Federal legislation introduced last week requiring online retailers to collect state sales tax is getting mixed reviews from within the industry.
The Marketplace Fairness Act, an amended version of legislation introduced three months ago, this time is taking on a bipartisan flavor, with some Republicans signing onto the bill sponsored by Sen. Dick Durbin, D-Ill.
The bill would allow states with a sales tax to collect the revenue from online retailers, even if the retailer does not have a physical presences in the state. A Supreme Court decision currently bans such collections.

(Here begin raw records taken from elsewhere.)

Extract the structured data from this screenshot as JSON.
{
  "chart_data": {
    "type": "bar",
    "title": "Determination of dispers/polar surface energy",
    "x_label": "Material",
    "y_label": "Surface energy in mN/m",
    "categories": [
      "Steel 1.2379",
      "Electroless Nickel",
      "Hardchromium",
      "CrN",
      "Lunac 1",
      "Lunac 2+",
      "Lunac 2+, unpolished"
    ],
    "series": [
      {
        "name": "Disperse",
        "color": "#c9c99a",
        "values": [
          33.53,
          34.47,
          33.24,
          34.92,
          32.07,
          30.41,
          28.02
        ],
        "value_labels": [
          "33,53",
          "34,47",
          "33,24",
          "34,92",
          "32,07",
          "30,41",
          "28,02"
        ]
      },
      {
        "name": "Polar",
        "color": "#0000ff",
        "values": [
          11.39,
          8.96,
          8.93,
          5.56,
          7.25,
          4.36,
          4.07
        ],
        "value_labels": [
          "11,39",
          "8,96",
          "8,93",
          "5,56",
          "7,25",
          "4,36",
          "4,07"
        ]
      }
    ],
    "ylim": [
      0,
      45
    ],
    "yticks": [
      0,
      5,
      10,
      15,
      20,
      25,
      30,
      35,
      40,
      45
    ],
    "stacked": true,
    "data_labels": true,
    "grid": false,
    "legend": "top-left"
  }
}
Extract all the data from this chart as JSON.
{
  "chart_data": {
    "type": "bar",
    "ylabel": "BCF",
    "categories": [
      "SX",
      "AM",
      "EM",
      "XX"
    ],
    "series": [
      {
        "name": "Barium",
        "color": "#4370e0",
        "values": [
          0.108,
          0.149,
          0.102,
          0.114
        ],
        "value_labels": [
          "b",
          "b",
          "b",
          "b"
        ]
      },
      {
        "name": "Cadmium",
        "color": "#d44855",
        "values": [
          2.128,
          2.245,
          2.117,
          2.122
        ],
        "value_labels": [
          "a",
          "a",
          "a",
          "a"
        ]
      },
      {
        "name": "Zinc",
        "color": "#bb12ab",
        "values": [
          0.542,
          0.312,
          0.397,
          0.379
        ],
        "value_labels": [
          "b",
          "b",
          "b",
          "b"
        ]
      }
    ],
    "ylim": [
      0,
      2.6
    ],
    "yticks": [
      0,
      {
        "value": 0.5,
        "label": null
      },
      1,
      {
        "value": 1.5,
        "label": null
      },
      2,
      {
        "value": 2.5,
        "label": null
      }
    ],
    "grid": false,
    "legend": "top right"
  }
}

The intent of Durbin’s legislation is to supercede two Supreme Court decisions requiring Internet retailers to collect sales taxes for the individual states only if that retailer has a physical presences in the form of a store, warehouse or shipping facility in that state.
Unlike previous legislation, this newest bill exempts small online vendors with less than $500,000 in gross sales annually from collecting the taxes.
GOP co-sponsors including Sens. Lamar Alexander of Tennessee and Mike Enzi of Wyoming.
Amazon.com, the Internet sales giant which collects sales tax in only five of the 45 states that levy sales tax, said it supports the legislation.
In a statement Paul Misener, Amazon vice president for global public policy, called the new legislation a win-win resolution.
“Amazon strongly supports enactment of the Enzi-Durbin-Alexander bill and will work with Congress, retailers and the states to get this bipartisan legislation passed,” Misener said.
Officials of the Internet auction site eBay are opposed to the Durbin bill and describes the small business threshold as too low.
“This is another Internet sales tax bill that fails to protect small business retailers using the Internet and will unbalance the playing field between the giant retailers and small business competitors,” Tod Cohen, eBay vice president for government relations and deputy general counsel at eBay said in a statement.